Frente às crítica por suas posições crescentemente direitistas, Israel desenvolveu um poderoso soft power que abarca a dois grupos opostos: a população LGBTI e os evangélicos.

Pablo Stefanoni 28 maio 2018, 13:20

A vitória de Netta Barzilai no festival Eurovisão 2018 foi considerada pelo premiê israelense Benjamin Netanyahu uma “benção sobre Jerusalém” (com este resultado, além disso, o certame vai ser organizado no próximo ano nessa cidade). E nas ruas, foi celebrada como uma vitória de Copa do Mundo. O contexto é especial: os festejos pelos 70 anos do Estado de Israel – segundo o calendário gregoriano – coincidem com a polêmica mudança da embaixada dos Estados Unidos para Jerusalém, o que violenta o status quo internacional em relação a esta cidade dividida, cheia de sítios sagrados e atravessada pela cicatrizes vivas da guerra de 1967.

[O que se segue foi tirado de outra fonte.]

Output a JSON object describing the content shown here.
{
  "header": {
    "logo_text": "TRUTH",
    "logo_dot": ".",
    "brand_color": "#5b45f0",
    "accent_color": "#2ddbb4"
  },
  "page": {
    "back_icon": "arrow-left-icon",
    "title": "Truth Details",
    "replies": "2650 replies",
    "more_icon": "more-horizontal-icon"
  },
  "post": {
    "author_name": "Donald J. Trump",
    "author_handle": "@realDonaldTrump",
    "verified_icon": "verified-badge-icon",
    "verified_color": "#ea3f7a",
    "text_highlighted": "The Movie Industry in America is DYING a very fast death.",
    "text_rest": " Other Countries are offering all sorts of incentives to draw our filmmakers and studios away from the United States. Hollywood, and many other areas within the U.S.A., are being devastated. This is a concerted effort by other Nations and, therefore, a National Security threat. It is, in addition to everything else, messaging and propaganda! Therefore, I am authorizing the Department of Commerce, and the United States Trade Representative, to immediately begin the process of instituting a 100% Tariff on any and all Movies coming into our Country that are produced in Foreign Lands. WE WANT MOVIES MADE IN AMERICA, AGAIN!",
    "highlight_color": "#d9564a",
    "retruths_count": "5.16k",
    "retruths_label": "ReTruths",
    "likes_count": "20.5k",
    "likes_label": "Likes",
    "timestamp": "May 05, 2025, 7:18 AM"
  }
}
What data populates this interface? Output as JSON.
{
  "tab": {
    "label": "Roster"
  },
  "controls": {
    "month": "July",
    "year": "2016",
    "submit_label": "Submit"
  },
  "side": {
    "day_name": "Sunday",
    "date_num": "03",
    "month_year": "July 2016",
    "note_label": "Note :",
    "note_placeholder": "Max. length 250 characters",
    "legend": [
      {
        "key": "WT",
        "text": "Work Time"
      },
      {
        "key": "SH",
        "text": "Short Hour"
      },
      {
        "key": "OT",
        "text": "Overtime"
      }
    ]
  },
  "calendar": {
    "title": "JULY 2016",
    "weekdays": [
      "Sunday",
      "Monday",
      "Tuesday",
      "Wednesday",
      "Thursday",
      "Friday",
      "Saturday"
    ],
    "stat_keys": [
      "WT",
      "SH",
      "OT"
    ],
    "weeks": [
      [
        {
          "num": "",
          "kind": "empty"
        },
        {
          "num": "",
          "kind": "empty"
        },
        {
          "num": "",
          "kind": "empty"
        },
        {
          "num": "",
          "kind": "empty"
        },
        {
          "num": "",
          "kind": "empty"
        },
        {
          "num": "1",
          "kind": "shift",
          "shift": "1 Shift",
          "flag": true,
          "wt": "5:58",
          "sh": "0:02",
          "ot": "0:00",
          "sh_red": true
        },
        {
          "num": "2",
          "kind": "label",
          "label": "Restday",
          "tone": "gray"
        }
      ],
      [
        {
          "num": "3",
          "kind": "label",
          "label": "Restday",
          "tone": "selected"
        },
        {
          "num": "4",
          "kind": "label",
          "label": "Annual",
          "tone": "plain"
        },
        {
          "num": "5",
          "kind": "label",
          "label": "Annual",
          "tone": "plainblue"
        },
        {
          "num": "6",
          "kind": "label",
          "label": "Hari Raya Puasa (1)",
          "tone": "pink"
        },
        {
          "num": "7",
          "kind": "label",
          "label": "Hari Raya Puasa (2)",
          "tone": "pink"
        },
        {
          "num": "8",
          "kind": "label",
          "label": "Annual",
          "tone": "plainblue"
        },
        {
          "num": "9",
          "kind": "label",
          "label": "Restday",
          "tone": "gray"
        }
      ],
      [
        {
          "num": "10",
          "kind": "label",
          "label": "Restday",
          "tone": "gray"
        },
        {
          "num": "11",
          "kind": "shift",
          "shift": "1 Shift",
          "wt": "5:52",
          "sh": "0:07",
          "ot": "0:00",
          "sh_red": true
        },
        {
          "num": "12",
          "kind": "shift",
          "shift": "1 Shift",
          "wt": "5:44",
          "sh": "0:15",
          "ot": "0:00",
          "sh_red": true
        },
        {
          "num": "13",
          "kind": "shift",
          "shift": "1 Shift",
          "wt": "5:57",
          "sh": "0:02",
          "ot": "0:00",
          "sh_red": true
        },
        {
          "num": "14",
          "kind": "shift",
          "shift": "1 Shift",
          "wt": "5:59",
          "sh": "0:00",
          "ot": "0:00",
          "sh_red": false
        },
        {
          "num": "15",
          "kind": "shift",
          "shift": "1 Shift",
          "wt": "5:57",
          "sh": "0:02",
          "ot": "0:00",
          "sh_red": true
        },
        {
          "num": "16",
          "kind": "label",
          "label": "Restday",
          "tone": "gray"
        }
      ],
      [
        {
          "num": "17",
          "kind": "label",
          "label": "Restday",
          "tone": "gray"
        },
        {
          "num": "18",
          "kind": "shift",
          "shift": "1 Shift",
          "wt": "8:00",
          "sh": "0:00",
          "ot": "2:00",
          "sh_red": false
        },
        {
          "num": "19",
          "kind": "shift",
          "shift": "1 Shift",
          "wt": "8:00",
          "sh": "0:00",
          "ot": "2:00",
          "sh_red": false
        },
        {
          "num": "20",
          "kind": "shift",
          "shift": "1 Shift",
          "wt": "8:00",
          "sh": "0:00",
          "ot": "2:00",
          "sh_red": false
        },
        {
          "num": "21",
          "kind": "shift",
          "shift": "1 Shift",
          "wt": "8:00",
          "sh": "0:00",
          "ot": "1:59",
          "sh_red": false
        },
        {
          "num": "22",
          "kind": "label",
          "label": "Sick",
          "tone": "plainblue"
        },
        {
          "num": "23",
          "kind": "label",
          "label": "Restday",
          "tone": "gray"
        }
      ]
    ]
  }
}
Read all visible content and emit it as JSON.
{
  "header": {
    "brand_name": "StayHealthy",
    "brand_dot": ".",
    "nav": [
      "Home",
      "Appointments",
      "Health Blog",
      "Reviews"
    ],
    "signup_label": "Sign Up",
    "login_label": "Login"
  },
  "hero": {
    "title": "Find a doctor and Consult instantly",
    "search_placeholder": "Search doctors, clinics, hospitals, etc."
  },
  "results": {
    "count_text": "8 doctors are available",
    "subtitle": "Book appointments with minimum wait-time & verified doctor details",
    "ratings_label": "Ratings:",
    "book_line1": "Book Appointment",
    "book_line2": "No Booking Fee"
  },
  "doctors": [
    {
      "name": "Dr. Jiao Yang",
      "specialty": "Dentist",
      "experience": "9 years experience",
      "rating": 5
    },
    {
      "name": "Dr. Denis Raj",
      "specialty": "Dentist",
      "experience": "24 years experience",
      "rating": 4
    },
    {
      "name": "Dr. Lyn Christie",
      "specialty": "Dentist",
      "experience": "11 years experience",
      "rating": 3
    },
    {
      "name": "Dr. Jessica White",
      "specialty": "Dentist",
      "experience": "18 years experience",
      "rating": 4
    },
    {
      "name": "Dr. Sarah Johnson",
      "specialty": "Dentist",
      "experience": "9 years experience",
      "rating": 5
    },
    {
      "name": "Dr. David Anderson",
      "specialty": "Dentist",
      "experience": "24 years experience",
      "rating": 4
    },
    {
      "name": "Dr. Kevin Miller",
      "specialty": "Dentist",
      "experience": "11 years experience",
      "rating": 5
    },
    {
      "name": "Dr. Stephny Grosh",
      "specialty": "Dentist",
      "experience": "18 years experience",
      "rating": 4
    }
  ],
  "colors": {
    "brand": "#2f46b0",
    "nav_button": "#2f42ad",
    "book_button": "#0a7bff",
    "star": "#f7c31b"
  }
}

Os cartazes que agradeciam Trump por “fazer grande a Israel” – parafraseando Make America Great Again – junto à presença da filha e do genro do presidente norte-americano deixaram clara a proximidade entre os governos de Donald Trump e Netanyahu em meio à escalada entre Tel Aviv e Teerã no cenário de guerra sírio. O chefe de Estado israelense expressa uma extrema-direita, em versão local, com um ministro da Defesa como Avigdor Lieberman, caracterizado numa coluna no El País, como um “racista pragmático”. Um detalhe a mais: hoje um dos aliados europeus de Israel é o húngaro antissemita e xenofóbico Viktor Orbán, recentemente reeleito e jogado de cabeça numa campanha contra George Soros que replica milimetricamente os tópicos antissemitas dos anos 30. Recentemente, em seu chamado a uma aliança mundial contra a imigração, Orban – que já havia brigado por uma contrarrevolução cultual na Europa – disse que a República Tcheca, a Polônia, a Croácia e a Áustria “viraram para posições patrióticas”. A respeito, uma coluna no Jerusalem Post se perguntava: “Orban é um amigo ou um inimigo?”. Algo mais complexo no tabuleiro regional é a aproximação entre Netanyahu e Putin: a Rússia e Israel mantêm relações próximas apesar do Kremlin ser aliado dos principais inimigos de Israel, recorda uma coluna em El Periodico da Catalunha. “A sucinta reação de Moscou à recente ação militar israelense na Síria, chamando a uma negociação e evitando qualquer palavra que pudesse ser interpretada como uma advertência, contrasta com a agressividade verbal desferida pelos principais porta-vozes russos depois do ataque estadunidense, britânico e francês há apenas algumas semanas”. “Rússia e Israel podem ser orgulhar do elevado nível de nossas relações, cooperação frutífera e contatos de negócios de grande alcance”, afirmou Putin em 2016. Iliberais do mundo, uni-vos? Sim, mas não só isso.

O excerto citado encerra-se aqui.